You point out a very valid reason for not doing such a plan. We did think about this. When we started our plan, none of the four were saving for retirement. Now that they are in different jobs, and perhaps because they are older, three out of the four are participating in their employers’ 401(k) or similar plans.

Some people may not want to implement what we are doing exactly because of the reasons you raise. We are comfortable with what we are doing, and in our situation we believe it makes sense.

Larry Sayler
Larry Sayler
3 months ago
Reply to  steveark

(My comment got posted twice. I have deleted the duplicate post. Sorry.)

Last edited 3 months ago by Larry Sayler
R Quinn
R Quinn
3 months ago

I understand your goals and share them. We gave most of our last RMD to our four children and grandchildren and each month we contribute to eleven grandchildren’s 529 plans. We live on a pension and SS – the SS is used for travel. We only take from investments because of the RMDs and all growth is reinvested.

I see you live on SS and a small pension with modest needs. What I hear is you may be living close to the bone income wise because you want to help your children. That’s commendable, but do your plans take a long term view of your and your wife’s lives for the next 20 years or so – when needs may not be so modest or are at least unknown?

Larry Sayler
Larry Sayler
3 months ago
Reply to  R Quinn

Good observation and I can see why my article implied that. But that is not the situation. In fact, quite the contrary.
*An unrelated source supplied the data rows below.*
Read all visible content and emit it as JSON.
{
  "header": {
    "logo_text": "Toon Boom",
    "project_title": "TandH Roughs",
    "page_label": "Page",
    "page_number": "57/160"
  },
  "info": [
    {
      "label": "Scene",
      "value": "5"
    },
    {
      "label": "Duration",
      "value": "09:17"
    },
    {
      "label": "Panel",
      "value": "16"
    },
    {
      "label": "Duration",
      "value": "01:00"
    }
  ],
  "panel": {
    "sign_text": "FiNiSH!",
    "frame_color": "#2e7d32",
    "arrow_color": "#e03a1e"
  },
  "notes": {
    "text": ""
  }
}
We have investments in the low to mid seven digits (plus fully paid for home and vehicles). The investments are all in Traditional and Roth IRAs. We do not yet have any RMDs. Our investments generate lots of income, but none of it is taxable. Right now, we have been doing some conversions from Traditional to Roth IRA. We have to take money out to pay taxes on those conversions.

We do not believe we live “close to the bone.” We have taken numerous overseas trips. We do what we want. But we don’t need the latest and greatest anything. (Our two vehicles are both 17 years old, and both have just less than 100,000 miles. Another long story.)

We are quite comfortable that we have enough to meet all our future needs.

Last edited 3 months ago by Larry Sayler
Will
Will
3 months ago
Reply to  Larry Sayler

I enjoy looking at the ‘UP’ votes on comments to see which opinions are shared by the readership, relatively. I’d say the readership appreciates common sense and restraint (financially).

R Quinn
R Quinn
3 months ago
Reply to  Larry Sayler

Thanks for your reply. I better understand your situation. The tricky part is when someone talks about their “needs” because that has such a wide range of possibilities. Our needs include a lot of travel too – well it did until 2020 and hopefully will again. The travel need has switch to a remodeling need.